En Birmanie, Aung San Suu Kyi risque de passer de longues années en prison
Arrêtée et en résidence surveillée depuis le coup d’État militaire du 1er février, l’ex-dirigeante Aung San Suu Kyi, 76 ans, Nobel de la paix 1991, a été officiellement inculpée mardi 16 novembre pour « fraude électorale ». Elle est déjà poursuivie pour sédition et corruption.
La junte militaire birmane resserre encore son étau judiciaire sur l’ex-dirigeante Aung San Suu Kyi, qui se voit maintenant inculpée pour « fraude électorale » lors des législatives de novembre 2020 remportées haut la main par son parti.
La Prix Nobel de la paix 1991, âgée de 76 ans, déjà jugée « pour sédition » ou encore « corruption », va maintenant être poursuivie pour « fraude électorale », a rapporté mardi 16 novembre le journal Global New Light of Myanmar, contrôlé par le régime, sans donner plus de détails. Quinze autres responsables, dont l’ex-président Win Myint, également arrêtés lors du coup d’État du 1er février dernier, vont être poursuivis pour la même infraction.
La junte veut justifier son coup d’État en dénonçant des fraudes aux élections
Au lendemain de ce coup d’État surprise, les généraux ont expliqué pour se justifier que les élections législatives de novembre 2020 avaient été entachées de nombreuses irrégularités. Ils ont par la suite assuré qu’ils avaient découvert « plus de 11 millions d’erreurs » qui ont favorisé la victoire de la Ligue nationale pour la démocratie d’Aung San Suu Kyi.
Mais personne jusqu’ici n’avait été inculpé pour ces « fraudes ». Le chef de la junte, le général Min Aung Hlaing, a assuré que de nouvelles élections seraient organisées d’ici à… août 2023. À l’époque, de nombreux observateurs internationaux et des diplomates étrangers sur place avaient qualifié ce scrutin de « globalement libre et équitable ».
« La junte veut annihiler Aung San Suu Kyi qui reste très populaire »
« La junte utilise des allégations fallacieuses de fraude électorale pour justifier son coup d’État, a réagi Richard Horsey de l’International Crisis Group. Aung San Suu Kyi et son parti bénéficiaient d’un soutien écrasant des électeurs, les verdicts de culpabilité ne convaincront personne. » En dépit de son étroite collaboration avec les militaires ayant lancé la répression sanglante contre les Rohingyas en 2017 (un million de réfugiés au Bangladesh), qui a terni son image internationale, Aung San Suu Kyi a été balayée par ces mêmes militaires qui voyaient progressivement leur pouvoir se diluer dans le processus démocratique.
« Les militaires veulent totalement annihiler la leader de la Ligue nationale pour la démocratie » (NLD), témoigne un diplomate occidental basé à Rangoun. « En Birmanie, Aung San Suu Kyi reste très très populaire et les généraux redoutent sa capacité à mobiliser l’opinion publique. » Elle est jugée depuis juin pour une multitude d’infractions plus farfelues les unes que les autres : importation illégale de talkies-walkies, sédition, corruption, non-respect des règles sanitaires…
Elle est également poursuivie pour « incitation aux troubles publics », une infraction passible de trois ans de prison.

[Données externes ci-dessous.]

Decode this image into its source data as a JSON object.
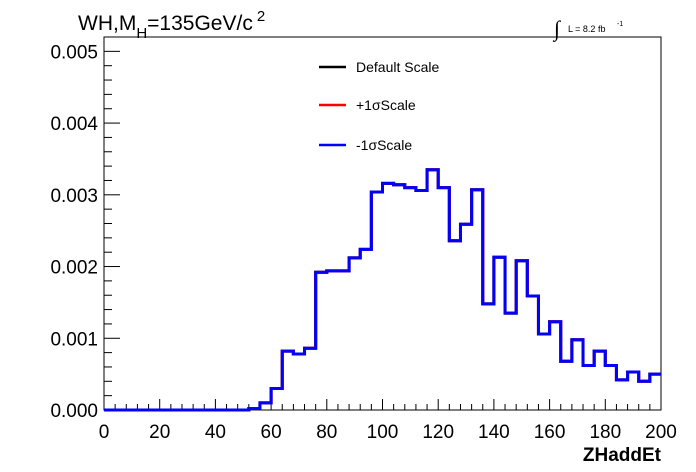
{
  "title": {
    "prefix": "WH,M",
    "subscript": "H",
    "value": "=135GeV/c",
    "superscript": "2"
  },
  "luminosity": {
    "integral": "∫",
    "text": "L = 8.2 fb",
    "exponent": "-1"
  },
  "legend": [
    {
      "label": "Default Scale",
      "color": "#000000"
    },
    {
      "label": "+1σScale",
      "color": "#ff0000"
    },
    {
      "label": "-1σScale",
      "color": "#0000ff"
    }
  ],
  "chart_data": {
    "type": "line",
    "step": true,
    "xlabel": "ZHaddEt",
    "ylabel": "",
    "xlim": [
      0,
      200
    ],
    "ylim": [
      0,
      0.0052
    ],
    "x_ticks": [
      "0",
      "20",
      "40",
      "60",
      "80",
      "100",
      "120",
      "140",
      "160",
      "180",
      "200"
    ],
    "x_tick_values": [
      0,
      20,
      40,
      60,
      80,
      100,
      120,
      140,
      160,
      180,
      200
    ],
    "y_ticks": [
      "0.000",
      "0.001",
      "0.002",
      "0.003",
      "0.004",
      "0.005"
    ],
    "y_tick_values": [
      0,
      0.001,
      0.002,
      0.003,
      0.004,
      0.005
    ],
    "bin_edges": [
      0,
      4,
      8,
      12,
      16,
      20,
      24,
      28,
      32,
      36,
      40,
      44,
      48,
      52,
      56,
      60,
      64,
      68,
      72,
      76,
      80,
      84,
      88,
      92,
      96,
      100,
      104,
      108,
      112,
      116,
      120,
      124,
      128,
      132,
      136,
      140,
      144,
      148,
      152,
      156,
      160,
      164,
      168,
      172,
      176,
      180,
      184,
      188,
      192,
      196,
      200
    ],
    "series": [
      {
        "name": "Default Scale",
        "color": "#000000",
        "values": [
          0,
          0,
          0,
          0,
          0,
          0,
          0,
          0,
          0,
          0,
          0,
          0,
          0,
          2e-05,
          0.0001,
          0.0003,
          0.00082,
          0.00078,
          0.00086,
          0.00192,
          0.00194,
          0.00194,
          0.00212,
          0.00224,
          0.00304,
          0.00316,
          0.00314,
          0.0031,
          0.00306,
          0.00335,
          0.0031,
          0.00236,
          0.00259,
          0.00307,
          0.00148,
          0.00213,
          0.00135,
          0.00208,
          0.00159,
          0.00106,
          0.00123,
          0.00068,
          0.00098,
          0.00062,
          0.00082,
          0.00062,
          0.00042,
          0.00053,
          0.0004,
          0.0005
        ]
      },
      {
        "name": "+1σScale",
        "color": "#ff0000",
        "values": [
          0,
          0,
          0,
          0,
          0,
          0,
          0,
          0,
          0,
          0,
          0,
          0,
          0,
          2e-05,
          0.0001,
          0.0003,
          0.00082,
          0.00078,
          0.00086,
          0.00192,
          0.00194,
          0.00194,
          0.00212,
          0.00224,
          0.00304,
          0.00316,
          0.00314,
          0.0031,
          0.00306,
          0.00335,
          0.0031,
          0.00236,
          0.00259,
          0.00307,
          0.00148,
          0.00213,
          0.00135,
          0.00208,
          0.00159,
          0.00106,
          0.00123,
          0.00068,
          0.00098,
          0.00062,
          0.00082,
          0.00062,
          0.00042,
          0.00053,
          0.0004,
          0.0005
        ]
      },
      {
        "name": "-1σScale",
        "color": "#0000ff",
        "values": [
          0,
          0,
          0,
          0,
          0,
          0,
          0,
          0,
          0,
          0,
          0,
          0,
          0,
          2e-05,
          0.0001,
          0.0003,
          0.00082,
          0.00078,
          0.00086,
          0.00192,
          0.00194,
          0.00194,
          0.00212,
          0.00224,
          0.00304,
          0.00316,
          0.00314,
          0.0031,
          0.00306,
          0.00335,
          0.0031,
          0.00236,
          0.00259,
          0.00307,
          0.00148,
          0.00213,
          0.00135,
          0.00208,
          0.00159,
          0.00106,
          0.00123,
          0.00068,
          0.00098,
          0.00062,
          0.00082,
          0.00062,
          0.00042,
          0.00053,
          0.0004,
          0.0005
        ]
      }
    ],
    "grid": false,
    "legend_position": "top-center"
  }
}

Un premier verdict devrait être prononcé le 30 novembre dans ce volet de l’affaire. Mais le 14 décembre, le tribunal rendre sa décision sur un autre chef d’accusation, la violation des restrictions contre le coronavirus.
La répression militaire s’intensifie
Si les militaires restent encore des années au pouvoir, ce qui semble être le scénario le plus probable aujourd’hui, Aung San Suu Kyi risque de passer le reste de ses jours en prison. Fin octobre, Win Htein, un de ses proches collaborateurs, âgé de 80 ans, a été condamné à vingt ans de détention pour « trahison ». Mais au-delà de l’étau judiciaire, les militaires mènent toujours une répression sanglante dans tout le pays avec plus de 1 250 civils tués et plus de 7 300 arrestations depuis février.
La presse est muselée. Plus de 100 journalistes ont été arrêtés ces derniers mois, selon Reporting Asean, une association de défense des droits de la presse. Au total, 31 d’entre eux sont toujours en détention. À ce jour, toutes les pressions diplomatiques internationales (États-Unis, Union européenne ou Association des nations d’Asie du Sud-Est) n’ont eu aucun effet sur une junte qui a décidé une nouvelle fois d’isoler la Birmanie du monde.